苏锦溪点头,走到黑板前。黑板上还留着昨日讨论炭价时画的九宫格,以及萧景琰补充的工赈流程草图。
她拿起炭笔,在九宫格旁添了几行字:
“为政者,当知:
一策出,万民生计系之;
一言落,朝野风向随之;
一行动,后世褒贬定之。”
写罢,她转身,看向斋内众人。
“今日课后,每人将这份‘冬防工赈策’从头梳理一遍。”她声音平静,“不仅要算清钱粮人力,更要写明:此策若行,可能惠及何人?可能损及何人?可能产生何种意想不到的后果?若有后果,如何补救?”
她目光扫过一张张年轻的脸:“记住,你们将来要做的每一个决定,背后都是活生生的人。算错一个数,可能只是一页纸上的墨迹;定错一个策,却可能是千万人的悲欢生死。”
斋内肃然。
窗外,雨彻底停了。云破处,漏下一缕稀薄的夕阳,恰好照在那面写满字迹的黑板上。
苏锦溪站在光与影的交界处,想起德妃那句“明枪暗箭,不会少”,想起贤妃那意味深长的笑容。
前路已明,暗流已现。
而她能做的,便是在这间陋斋之内,竭尽全力,将这些未来可能掌舵山河的少年,教得更明白、更清醒、更……像个人。
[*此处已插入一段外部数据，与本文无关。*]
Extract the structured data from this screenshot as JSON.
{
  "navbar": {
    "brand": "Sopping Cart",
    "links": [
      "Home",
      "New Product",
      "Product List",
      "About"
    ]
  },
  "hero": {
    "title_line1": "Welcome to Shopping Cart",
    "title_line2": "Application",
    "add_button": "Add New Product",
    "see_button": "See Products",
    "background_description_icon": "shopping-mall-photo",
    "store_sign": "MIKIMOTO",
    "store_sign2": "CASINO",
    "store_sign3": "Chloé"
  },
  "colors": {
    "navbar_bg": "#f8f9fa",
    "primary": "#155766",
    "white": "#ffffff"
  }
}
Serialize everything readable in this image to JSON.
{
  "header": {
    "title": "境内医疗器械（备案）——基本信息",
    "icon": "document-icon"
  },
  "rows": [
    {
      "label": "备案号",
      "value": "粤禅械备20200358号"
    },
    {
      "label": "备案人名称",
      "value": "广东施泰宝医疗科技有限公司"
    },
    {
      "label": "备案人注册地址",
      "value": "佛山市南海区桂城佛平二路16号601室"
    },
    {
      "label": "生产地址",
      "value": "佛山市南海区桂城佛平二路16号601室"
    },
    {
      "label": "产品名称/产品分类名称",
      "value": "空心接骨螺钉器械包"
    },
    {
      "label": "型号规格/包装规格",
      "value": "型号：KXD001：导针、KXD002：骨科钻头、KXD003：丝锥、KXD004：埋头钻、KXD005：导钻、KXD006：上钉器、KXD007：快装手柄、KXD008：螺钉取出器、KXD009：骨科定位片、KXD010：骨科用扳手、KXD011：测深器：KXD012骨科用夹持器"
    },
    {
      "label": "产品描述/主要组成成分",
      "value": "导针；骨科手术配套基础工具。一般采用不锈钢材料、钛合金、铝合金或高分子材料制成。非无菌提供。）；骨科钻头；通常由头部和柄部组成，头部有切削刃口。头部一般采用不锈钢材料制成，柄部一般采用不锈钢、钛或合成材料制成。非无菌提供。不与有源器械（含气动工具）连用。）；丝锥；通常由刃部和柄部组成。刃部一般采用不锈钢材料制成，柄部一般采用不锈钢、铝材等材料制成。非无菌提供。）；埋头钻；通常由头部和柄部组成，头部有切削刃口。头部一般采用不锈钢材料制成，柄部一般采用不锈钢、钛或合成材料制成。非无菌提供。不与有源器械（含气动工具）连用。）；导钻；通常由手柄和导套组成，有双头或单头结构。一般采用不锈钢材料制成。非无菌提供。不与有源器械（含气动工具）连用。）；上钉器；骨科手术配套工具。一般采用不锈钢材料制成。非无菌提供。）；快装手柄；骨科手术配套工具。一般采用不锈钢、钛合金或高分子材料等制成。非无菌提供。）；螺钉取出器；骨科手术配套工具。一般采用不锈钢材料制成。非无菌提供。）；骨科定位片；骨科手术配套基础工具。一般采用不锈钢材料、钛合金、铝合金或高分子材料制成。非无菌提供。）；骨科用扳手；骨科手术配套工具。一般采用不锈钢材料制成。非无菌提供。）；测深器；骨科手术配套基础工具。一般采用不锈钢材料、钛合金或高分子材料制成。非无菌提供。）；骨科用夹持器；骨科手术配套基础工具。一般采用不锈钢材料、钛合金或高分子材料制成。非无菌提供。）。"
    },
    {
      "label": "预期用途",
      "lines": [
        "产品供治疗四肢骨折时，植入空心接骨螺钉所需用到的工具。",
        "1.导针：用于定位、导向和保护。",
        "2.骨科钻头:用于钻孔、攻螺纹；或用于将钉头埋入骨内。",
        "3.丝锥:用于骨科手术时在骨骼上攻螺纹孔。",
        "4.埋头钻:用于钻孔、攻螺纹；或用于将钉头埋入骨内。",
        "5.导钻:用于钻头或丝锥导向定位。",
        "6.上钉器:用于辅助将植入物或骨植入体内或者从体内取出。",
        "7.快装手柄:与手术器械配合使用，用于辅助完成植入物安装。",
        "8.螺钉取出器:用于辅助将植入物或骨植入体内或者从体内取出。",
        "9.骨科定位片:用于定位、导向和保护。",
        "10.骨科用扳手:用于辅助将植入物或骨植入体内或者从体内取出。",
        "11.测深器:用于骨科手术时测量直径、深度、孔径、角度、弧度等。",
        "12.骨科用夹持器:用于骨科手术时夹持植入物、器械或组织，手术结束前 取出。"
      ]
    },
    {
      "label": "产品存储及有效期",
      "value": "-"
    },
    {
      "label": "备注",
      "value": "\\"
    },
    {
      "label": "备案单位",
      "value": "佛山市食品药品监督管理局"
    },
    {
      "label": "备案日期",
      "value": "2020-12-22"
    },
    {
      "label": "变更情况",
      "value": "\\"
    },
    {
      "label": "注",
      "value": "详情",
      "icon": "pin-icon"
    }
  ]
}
夜幕降临时,永和宫内,德妃独自立于窗前,望着东宫方向隐约的灯火。
贴身嬷嬷低声道:“娘娘,苏先生那边……”
“是个明白人。”德妃打断她,声音有些飘忽,“但也正因太明白,才更危险。”她沉默良久,轻声道,“去将本宫库房里那套前朝兵书刻本找出来,过几日……以景瑜的名义,送到明理斋去。”
嬷嬷一怔:“娘娘,那是老太爷留给您的……”
“书是给人读的,不是供着的。”德妃转身,烛光映亮她眼中复杂的情绪,“他既选了这条路,本宫这当娘的……总不能一点力都不出。”
窗外,夜风起,满树银杏叶簌簌作响,如叹息,如私语。